# Northwind Traders Analysis

## Notebook setup

In [1]:
# Modules
import pandas as pd
import psycopg2
import matplotlib.pyplot as plt
import os
%matplotlib inline

In [2]:
# Connection info for code readability
conn_info = {
    'dbname': 'northwind',
    'user': 'postgres',
    'password': os.getenv('DB_PASSWORD'),
    'host': 'localhost',
    'port': '5432'
}

# Load the SQL extension
%load_ext sql
%sql postgresql://postgres:{conn_info['password']}@localhost/northwind

Traceback (most recent call last):
  File "/home/xerxes/.pyenv/versions/3.12.2/lib/python3.12/site-packages/sqlalchemy/engine/base.py", line 146, in __init__
    self._dbapi_connection = engine.raw_connection()
                             ^^^^^^^^^^^^^^^^^^^^^^^
  File "/home/xerxes/.pyenv/versions/3.12.2/lib/python3.12/site-packages/sqlalchemy/engine/base.py", line 3304, in raw_connection
    return self.pool.connect()
           ^^^^^^^^^^^^^^^^^^^
  File "/home/xerxes/.pyenv/versions/3.12.2/lib/python3.12/site-packages/sqlalchemy/pool/base.py", line 449, in connect
    return _ConnectionFairy._checkout(self)
           ^^^^^^^^^^^^^^^^^^^^^^^^^^^^^^^^
  File "/home/xerxes/.pyenv/versions/3.12.2/lib/python3.12/site-packages/sqlalchemy/pool/base.py", line 1263, in _checkout
    fairy = _ConnectionRecord.checkout(pool)
            ^^^^^^^^^^^^^^^^^^^^^^^^^^^^^^^^
  File "/home/xerxes/.pyenv/versions/3.12.2/lib/python3.12/site-packages/sqlalchemy/pool/base.py", line 712, in checkout
  

In this project, we'll be acting as a data analyst for the North Wind Traders Company, a gourmet food distributor. Management has asked us to generate some SQL queries with our database in order to make strategic decisions about the business. We will be evaluating the company in the following four categories: 

- Evaluating employee performance to boost productivity.
- Analyzing sales growth to identify trends, monitor company progress, and make more accurate forecasts.
- And evaluating customer purchase behavior to target high-value customers with promotional incentives.

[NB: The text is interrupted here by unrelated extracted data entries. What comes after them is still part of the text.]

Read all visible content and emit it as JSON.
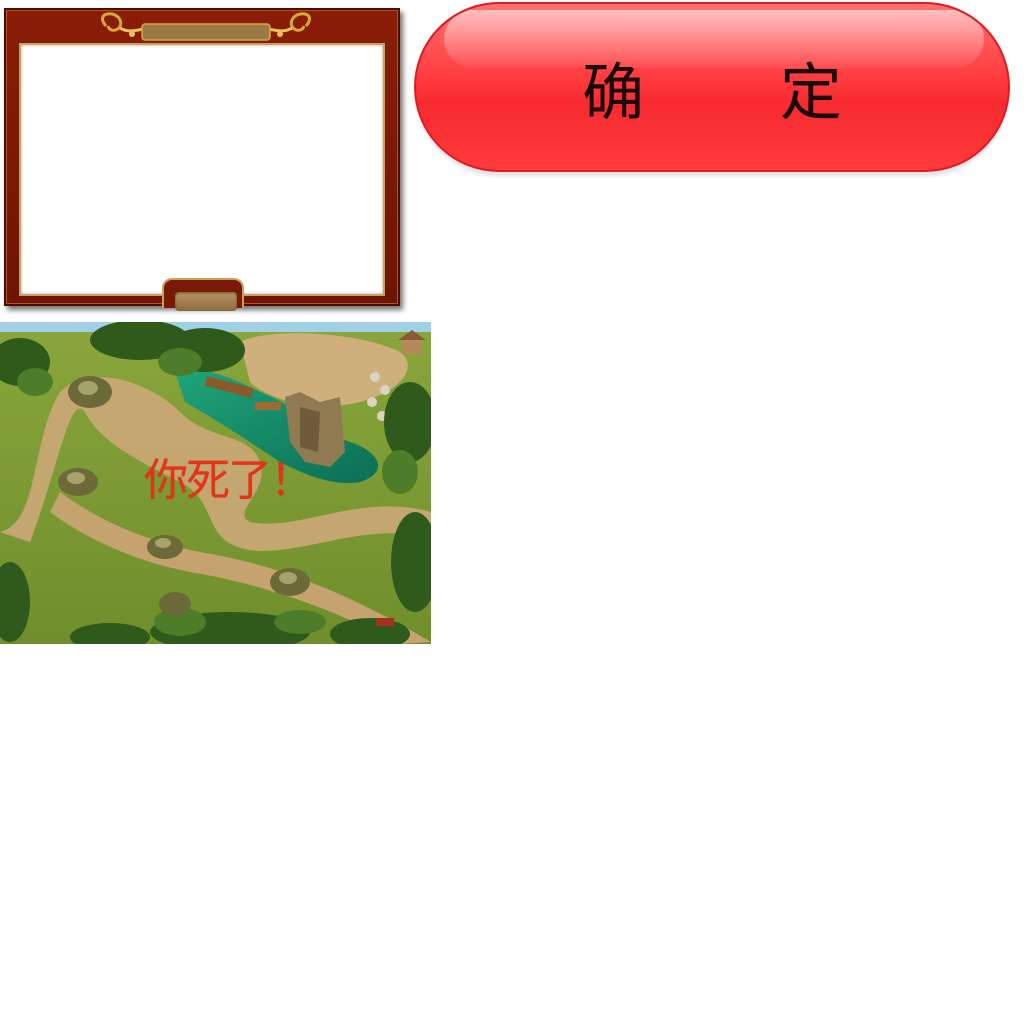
{
  "dialog": {
    "frame_color": "#7a1905",
    "trim_color": "#c9a25a",
    "content_color": "#ffffff"
  },
  "confirm_button": {
    "label": "确 定",
    "color": "#ff3b3e"
  },
  "game": {
    "status_message": "你死了！",
    "status_color": "#e63217"
  }
}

## Evaluating Employee Performance

When evaluating employee performance, we want to find both the top performers so we know who deserves a bonus and the bottom performers so we know which employees require additional training and resources.

The employees are within sales role so an obvious metric is to track total sales for each employee. This is not sufficient as different employees have different start dates which skews the data.

The other goal is to track not only which employees required additional training, but also in which areas they are under performing (sales amount, sales volume, consistency).

We would also like to be able to track these metrics over time to find which employees show improvement to offer a bonus as incentive.

### Defining performance metrics
Below we have a rudimentary ranking of the employees at the company. This give a general idea of the ranking of the employees but it is too general to be used for anything other than simple guide to who should receive a bonus.

In [None]:
%%sql
WITH employee_sales AS (
    SELECT  e.employee_id, e.first_name || ' ' || e.last_name AS employee_name,
            SUM(od.quantity * od.unit_price) AS total_sales,
            COUNT(DISTINCT o.order_id) AS order_count,
            e.hire_date
            
    FROM employees e
    JOIN orders o ON e.employee_id = o.employee_id
    JOIN order_details od ON o.order_id = od.order_id
    GROUP BY e.employee_id
)

SELECT  employee_name, ROUND(total_sales::DECIMAL, 2) as total_sales,
        RANK() OVER(ORDER BY total_sales DESC) AS sales_rank,
        order_count
FROM    employee_sales;

We will transform this data to track three performance metrics for each employee every month.
- Order count: How many sales were made.
- Total amount: The total sales for that month. This will be the main determiner of high performance bonuses.
- Average order value: This helps us track which employees can sell the 'big ticket' items.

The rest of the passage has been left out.